Mason locaları bu gizli Yahudilerle doludur. Her türlü kirli işi bu locaların gizli mahfellerinde kotarırlar. FETÖ örgütü dahi bunların ellerindedir. Ülkemizin aleyhine olan her türlü işin başında Sabetaycı vardır. Kendilerini gizlemekte çok mahir olan bu dönmeler, İzmir suikastı gibi olaylarda dahi birbirlerini tepeledikleri halde ser verip sır vermezler. 
Kapancı grubuna mensup Sabetaycılar, Karakaşi koluna mensup olan dönmeleri bu olayda olduğu gibi astırdıkları halde tek bir ifşa hareketi ve sesi çıkmamıştır. Daha sonra “zamanı gelince öcümüzü alırız nasılsa” diyerek kin duygularını ayakta tutmayı başarabilen Sabetaycıları anlayabilmek gerçekten çok zordur. 
Onları kinleri ile baş başa bırakıp anlaşılır olan bir hususa değinmek istiyorum. Zira bazı yalın gerçeklerden yola çıkarak nasıl bir dayanışma içinde oldukları ve asla Müslümanlara karşı sır vermediklerini göstermek gerekiyor.  
Tarih övgü ya da sövgü için kullanılan bir bilim dalı olmamalıdır. Hele hele tek bir şahsa bağlı ve o şahsın yazmış olduğu kitaba yani “Nutuk’a” indirgenmemelidir. Çünkü bu yapıldığı takdirde binlerce yıllık koskoca bir millet aşağılanmakta ve küçük düşürülmektedir.

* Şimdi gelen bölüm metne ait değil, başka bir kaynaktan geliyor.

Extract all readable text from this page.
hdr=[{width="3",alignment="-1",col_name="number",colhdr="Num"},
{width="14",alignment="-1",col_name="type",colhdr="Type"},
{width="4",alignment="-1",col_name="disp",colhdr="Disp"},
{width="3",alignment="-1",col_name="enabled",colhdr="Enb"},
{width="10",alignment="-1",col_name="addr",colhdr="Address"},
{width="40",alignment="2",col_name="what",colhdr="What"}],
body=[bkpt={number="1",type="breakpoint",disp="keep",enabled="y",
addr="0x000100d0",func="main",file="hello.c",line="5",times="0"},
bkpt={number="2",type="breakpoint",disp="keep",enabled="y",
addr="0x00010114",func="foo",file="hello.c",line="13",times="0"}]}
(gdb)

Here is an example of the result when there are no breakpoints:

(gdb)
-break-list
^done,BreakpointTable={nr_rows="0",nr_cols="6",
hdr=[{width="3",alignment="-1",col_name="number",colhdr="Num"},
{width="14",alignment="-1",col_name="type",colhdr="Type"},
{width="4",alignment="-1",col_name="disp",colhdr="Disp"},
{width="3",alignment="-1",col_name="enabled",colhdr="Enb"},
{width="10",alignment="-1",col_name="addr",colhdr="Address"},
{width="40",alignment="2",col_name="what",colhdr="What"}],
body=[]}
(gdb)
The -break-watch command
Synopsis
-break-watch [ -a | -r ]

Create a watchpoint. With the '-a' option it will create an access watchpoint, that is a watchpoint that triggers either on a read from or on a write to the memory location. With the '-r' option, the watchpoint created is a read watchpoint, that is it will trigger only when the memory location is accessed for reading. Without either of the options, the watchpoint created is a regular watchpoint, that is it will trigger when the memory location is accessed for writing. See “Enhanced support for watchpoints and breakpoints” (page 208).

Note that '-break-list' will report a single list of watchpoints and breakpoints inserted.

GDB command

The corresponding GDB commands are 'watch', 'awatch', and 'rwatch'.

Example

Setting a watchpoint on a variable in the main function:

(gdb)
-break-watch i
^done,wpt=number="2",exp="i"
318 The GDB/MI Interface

Şu basit kuralı dahi anlamakta çoğu insan aciz kalmıştır. “Galibiyetler ve başarı, milletin malıdır. Mağlubiyetler ise tedbirsizliklerinden dolayı sorumlu komutanlara ve liderlere verilir. Bu sayede milletin gururu incinmez. Geleceğe daha inançlı bir şekilde bakabilir”.
Peki, bizde ne yapılıyor? “Vatanımızı Atatürk kurtardı” nutukları ile beraber milli mücadeledeki galibiyet tek bir şahsa yani M. Kamâl’e indirgeniyor. Savaş süresince yaşanılan başarısızlıklar ve mağlubiyetler ise ordumuza yükleniyor. Bu çok büyük bir hata olup nedense hiç kimse yaşanılan tarihi gerçeklerden ders alıp düzeltmeye çalışmıyor. İşte Almanlar, 2. Dünya savaşındaki mağlubiyeti Führer’e yani Hitler’e mal edip kendi milletlerini temize çıkarıyorlar. Bütün kusur “bu zalim diktatöründür” diyorlar. Keza İtalyanlar da Mussolini’yi öne sürüp milletlerini o büyük mağlubiyetten korumaya çalışıyorlar. Bu sayede başarısızlık ve mağlubiyet küçülüp şahsa indirgenerek, milletin onur ve izzeti muhafaza ediliyor. Başarı ve galibiyette ise durum daha farklıdır. Burada yine millet faktörü devreye girer. Başarı ve muzafferiyet orduya ve dolayısı ile millete verilir. Bunun sonucunda kazanılan başarı küçülmez bilakis daha da büyür adeta bütün bir milletin sayısı kadar geniş bir kitleye yayılır. Örnek olarak yeryüzünde yaşanan en büyük savaşı gösterebiliriz. Evet, 2. Dünya savaşında müttefik orduları komutanı olan General Eisenhower’ı kimse doğru dürüst tanımaz. Galibiyeti de tek bir şahsa indirgemezler. Başarıyı; Almanya-Japonya ve İtalya gibi dünyanın en büyük ordularını yenen Amerikalı, İngiliz, Fransız, Kanadalı ve Avustralyalı halkların tamamına verirler. Bu sayede şeref birçok milletin olup geleceğe daha güvenle bakma imkânı doğmuş olur. Ülkemizde ise durum bunun tam tersinedir. Galibiyet için Kamâl Atatürk ön plana çıkarılır. Adeta tek başına savaşmış gibi “Yurdumuzu kurtardı” diye kutsanmaya çalışılır. İşte sadece bir kitabın başlığından bu durumu çok rahatlıkla görebilirsiniz. 
Kemal Baytaş’ın yayınladığı ve birçok Sabetaycının önsözünde imzasını attığı kitabın başlığı şöyle: “Türkiye Varlığını Atatürk’e Borçludur”. Adeta koskoca bir milleti yok sayan ve “sen olmasaydın olmazdık” diyerek halkımızı aşağılayan bu ifadeler; Sabetaycıların kendi insanlarını nasıl koruyup göklere yükselttiğini açıkça gösteren binlerce eserden sadece bir tanesidir.